Dua BUMN Akan Masuk Bursa Saham di 2022
Sementara itu, Sejumlah BUMN juga direncanakan akan melakukan aksi korporasi Hak Memesan Efek Terlebih Dahulu (HMETD) atau right issue, antara lain Semen Indonesia Group, Bank BTN, Bank BNI, Krakatau Steel, dan Kimia Farma.
Right issue Semen Indonesia Group, lanjut dia, merupakan bagian dari upaya melakukan konsolidasi terhadap PT Semen Baturaja yang berlokasi di wilayah Provinsi Sumatera Selatan (Sumsel).
Perusahaan semen milik negara ini masih berdiri sendiri dan belum bergabung di Semen Indonesia Group sehingga sulit berkompetisi dengan perusahaan-perusahaan semen swasta nasional dan asing.
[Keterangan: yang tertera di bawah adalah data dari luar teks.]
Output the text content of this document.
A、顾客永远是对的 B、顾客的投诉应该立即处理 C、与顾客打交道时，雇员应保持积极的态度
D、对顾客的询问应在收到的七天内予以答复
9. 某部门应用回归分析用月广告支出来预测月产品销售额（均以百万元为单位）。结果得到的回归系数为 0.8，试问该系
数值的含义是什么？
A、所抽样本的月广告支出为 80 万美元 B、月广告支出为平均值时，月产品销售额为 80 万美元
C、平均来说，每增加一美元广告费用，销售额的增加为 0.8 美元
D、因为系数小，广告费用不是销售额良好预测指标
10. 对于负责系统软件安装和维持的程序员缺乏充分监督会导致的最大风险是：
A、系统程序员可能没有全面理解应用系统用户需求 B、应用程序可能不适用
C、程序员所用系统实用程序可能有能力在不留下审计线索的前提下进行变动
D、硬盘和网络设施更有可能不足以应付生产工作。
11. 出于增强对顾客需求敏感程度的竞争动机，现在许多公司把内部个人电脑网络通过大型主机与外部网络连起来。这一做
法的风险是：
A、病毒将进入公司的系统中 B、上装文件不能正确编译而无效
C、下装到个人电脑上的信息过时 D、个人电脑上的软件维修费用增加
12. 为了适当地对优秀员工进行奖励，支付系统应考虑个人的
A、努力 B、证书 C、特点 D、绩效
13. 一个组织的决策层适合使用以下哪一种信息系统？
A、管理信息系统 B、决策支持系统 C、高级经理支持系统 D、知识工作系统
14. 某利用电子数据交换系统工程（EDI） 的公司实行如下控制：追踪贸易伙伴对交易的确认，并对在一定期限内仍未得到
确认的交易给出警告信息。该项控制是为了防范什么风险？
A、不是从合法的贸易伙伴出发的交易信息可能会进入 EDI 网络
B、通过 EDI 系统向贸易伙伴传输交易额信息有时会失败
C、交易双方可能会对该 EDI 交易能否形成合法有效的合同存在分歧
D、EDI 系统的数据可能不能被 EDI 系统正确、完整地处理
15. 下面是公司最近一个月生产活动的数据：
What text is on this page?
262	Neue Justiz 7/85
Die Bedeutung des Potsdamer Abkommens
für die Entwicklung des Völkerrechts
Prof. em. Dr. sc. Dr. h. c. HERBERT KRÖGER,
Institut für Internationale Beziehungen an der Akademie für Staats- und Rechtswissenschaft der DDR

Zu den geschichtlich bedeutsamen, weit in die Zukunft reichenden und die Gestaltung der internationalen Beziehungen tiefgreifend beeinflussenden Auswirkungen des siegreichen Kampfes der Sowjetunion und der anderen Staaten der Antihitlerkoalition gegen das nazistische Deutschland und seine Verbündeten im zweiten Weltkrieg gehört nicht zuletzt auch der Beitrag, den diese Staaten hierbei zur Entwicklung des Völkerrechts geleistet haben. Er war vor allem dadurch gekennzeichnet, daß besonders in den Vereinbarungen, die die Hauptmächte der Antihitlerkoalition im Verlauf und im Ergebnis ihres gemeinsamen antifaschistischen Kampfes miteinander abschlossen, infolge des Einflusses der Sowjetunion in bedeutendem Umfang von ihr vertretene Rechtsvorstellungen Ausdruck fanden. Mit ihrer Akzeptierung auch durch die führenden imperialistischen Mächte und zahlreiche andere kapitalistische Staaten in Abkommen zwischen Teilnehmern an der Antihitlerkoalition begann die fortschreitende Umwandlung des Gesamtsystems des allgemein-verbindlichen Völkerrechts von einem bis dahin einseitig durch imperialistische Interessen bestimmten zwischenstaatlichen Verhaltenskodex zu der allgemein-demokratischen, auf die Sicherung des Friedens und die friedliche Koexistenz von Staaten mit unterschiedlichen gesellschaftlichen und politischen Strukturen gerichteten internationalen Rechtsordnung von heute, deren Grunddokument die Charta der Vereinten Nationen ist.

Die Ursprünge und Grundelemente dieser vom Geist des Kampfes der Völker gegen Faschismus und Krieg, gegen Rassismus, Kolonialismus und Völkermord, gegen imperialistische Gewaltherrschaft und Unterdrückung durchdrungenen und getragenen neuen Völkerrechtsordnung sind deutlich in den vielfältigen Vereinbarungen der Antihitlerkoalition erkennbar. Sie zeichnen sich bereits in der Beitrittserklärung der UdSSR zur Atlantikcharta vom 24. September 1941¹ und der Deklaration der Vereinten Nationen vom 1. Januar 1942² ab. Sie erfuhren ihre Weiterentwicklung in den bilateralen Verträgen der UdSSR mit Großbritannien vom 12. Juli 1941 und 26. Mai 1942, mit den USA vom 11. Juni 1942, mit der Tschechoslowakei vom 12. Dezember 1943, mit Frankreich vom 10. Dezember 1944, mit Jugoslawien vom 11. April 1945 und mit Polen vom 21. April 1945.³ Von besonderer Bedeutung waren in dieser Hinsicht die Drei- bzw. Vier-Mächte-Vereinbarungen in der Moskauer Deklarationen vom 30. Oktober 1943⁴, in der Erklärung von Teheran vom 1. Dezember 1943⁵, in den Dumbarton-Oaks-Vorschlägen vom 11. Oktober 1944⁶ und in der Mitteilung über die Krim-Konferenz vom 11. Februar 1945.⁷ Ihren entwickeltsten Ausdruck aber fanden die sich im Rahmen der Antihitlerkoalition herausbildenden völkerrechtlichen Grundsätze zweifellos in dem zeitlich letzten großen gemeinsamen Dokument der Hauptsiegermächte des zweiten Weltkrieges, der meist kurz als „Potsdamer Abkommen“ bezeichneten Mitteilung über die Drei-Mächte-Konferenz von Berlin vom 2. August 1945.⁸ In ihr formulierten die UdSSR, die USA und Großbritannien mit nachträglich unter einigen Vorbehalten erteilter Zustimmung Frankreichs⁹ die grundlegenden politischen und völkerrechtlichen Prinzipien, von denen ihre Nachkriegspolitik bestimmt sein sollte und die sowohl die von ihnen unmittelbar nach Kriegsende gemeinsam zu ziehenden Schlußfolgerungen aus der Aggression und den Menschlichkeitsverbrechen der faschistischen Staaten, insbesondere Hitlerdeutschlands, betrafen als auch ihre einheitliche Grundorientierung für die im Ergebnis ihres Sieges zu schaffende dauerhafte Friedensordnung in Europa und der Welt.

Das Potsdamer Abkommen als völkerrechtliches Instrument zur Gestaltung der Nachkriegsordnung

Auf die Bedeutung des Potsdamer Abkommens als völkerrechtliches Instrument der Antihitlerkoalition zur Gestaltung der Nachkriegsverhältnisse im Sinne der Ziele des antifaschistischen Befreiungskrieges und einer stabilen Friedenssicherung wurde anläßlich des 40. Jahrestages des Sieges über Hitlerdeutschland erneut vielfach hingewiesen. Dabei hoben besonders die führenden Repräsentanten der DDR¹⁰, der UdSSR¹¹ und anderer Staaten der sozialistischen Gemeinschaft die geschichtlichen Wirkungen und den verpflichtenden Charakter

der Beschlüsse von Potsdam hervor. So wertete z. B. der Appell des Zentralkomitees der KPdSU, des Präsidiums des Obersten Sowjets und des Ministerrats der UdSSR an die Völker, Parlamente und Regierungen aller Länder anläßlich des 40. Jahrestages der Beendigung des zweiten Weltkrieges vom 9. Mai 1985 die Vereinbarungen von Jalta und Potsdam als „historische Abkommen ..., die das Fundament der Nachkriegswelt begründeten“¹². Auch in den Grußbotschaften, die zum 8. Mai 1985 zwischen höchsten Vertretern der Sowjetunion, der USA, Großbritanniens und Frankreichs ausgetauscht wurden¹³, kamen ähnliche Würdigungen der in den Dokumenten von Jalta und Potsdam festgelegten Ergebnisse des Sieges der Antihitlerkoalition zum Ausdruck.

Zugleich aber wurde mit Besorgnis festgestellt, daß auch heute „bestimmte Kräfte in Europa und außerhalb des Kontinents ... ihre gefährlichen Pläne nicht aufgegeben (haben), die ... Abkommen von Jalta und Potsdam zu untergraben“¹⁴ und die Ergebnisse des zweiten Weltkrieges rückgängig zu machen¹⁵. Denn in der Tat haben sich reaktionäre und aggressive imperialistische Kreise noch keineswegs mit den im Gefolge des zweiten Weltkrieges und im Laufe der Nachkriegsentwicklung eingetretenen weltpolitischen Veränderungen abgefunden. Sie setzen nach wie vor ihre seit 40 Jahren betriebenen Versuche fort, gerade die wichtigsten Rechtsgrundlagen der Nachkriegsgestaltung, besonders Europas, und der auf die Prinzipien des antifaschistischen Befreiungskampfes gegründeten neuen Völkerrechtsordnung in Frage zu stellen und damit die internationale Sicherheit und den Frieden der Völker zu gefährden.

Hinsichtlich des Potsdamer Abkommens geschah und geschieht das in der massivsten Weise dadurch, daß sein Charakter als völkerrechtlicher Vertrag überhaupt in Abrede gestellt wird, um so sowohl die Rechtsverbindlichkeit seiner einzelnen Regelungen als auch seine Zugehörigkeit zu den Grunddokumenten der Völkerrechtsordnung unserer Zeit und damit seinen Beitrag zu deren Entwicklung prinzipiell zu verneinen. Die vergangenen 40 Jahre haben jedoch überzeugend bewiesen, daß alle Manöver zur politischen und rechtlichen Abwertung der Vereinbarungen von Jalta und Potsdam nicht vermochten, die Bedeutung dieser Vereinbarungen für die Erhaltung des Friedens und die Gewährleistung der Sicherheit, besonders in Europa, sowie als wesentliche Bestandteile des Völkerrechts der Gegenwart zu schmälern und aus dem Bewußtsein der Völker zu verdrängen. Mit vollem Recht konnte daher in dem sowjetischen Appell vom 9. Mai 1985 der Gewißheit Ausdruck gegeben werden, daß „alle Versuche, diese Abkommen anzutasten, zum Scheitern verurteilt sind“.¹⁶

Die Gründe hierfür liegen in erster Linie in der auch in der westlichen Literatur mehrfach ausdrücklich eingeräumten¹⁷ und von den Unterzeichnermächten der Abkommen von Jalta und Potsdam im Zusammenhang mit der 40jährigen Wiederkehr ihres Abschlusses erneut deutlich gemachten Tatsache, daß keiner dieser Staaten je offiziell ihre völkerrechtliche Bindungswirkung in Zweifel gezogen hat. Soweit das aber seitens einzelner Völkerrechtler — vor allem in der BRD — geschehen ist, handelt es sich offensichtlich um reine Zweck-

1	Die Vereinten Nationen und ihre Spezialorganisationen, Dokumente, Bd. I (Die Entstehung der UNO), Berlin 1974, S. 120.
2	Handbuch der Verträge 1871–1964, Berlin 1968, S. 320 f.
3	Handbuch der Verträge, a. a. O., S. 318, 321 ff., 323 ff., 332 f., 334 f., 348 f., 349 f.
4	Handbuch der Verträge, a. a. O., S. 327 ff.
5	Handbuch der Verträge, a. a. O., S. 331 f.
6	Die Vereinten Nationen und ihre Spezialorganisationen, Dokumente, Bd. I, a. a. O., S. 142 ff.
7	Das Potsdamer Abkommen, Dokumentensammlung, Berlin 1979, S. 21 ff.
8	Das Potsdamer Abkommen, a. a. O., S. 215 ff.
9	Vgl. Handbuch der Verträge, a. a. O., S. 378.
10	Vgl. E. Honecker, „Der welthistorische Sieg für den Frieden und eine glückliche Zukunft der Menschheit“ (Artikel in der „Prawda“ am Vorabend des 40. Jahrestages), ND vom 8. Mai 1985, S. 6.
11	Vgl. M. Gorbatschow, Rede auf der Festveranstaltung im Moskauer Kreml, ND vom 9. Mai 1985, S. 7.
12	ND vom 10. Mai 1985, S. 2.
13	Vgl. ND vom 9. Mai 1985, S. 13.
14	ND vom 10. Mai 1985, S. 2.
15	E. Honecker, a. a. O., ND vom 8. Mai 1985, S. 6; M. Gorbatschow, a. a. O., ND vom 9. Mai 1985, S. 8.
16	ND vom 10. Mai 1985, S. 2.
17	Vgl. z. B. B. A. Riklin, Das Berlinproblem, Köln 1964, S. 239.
“Tidak mungkin Kementerian BUMN membiarkan kondisi Semen Baturaja terus mengalami penurunan, sehingga kalau dikonsolidasikan maka Semen Baturaja ini akan memperkuat footprint semen di wilayah Sumatera Selatan,” kata dia.
Dengan konsolidasi ini, lanjut dia, produk dari Semen Padang tidak perlu lagi masuk Sumsel dan bisa dialihkan untuk kebutuhan ekspor ke luar negeri yang potensinya masih terbuka.
Sedangkan right issue BTN, dinilai penting untuk mengadakan dana murah dalam jangka panjang, seiring tingginya permintaan pasar yang cukup besar.
Untuk BNI, kata dia, right issue diperlukan untuk memperkuat posisinya sebagai bank internasional yang mendorong ekspor nasional dan usaha mikro kecil dan menengah (UMKM), serta diaspora Indonesia di luar negeri yang menjadi pondasi bagi pertumbuhan ekonomi nasional ke depan.
Right issue untuk Krakatau Steel, menurutnya merupakan bagian dari restrukturisasi BUMN baja yang sudah disepakati.
Kimia Farma juga dipastikan akan melakukan right issue untuk memperkuat ritel dan distribusi terkait dengan ketahanan kesehatan.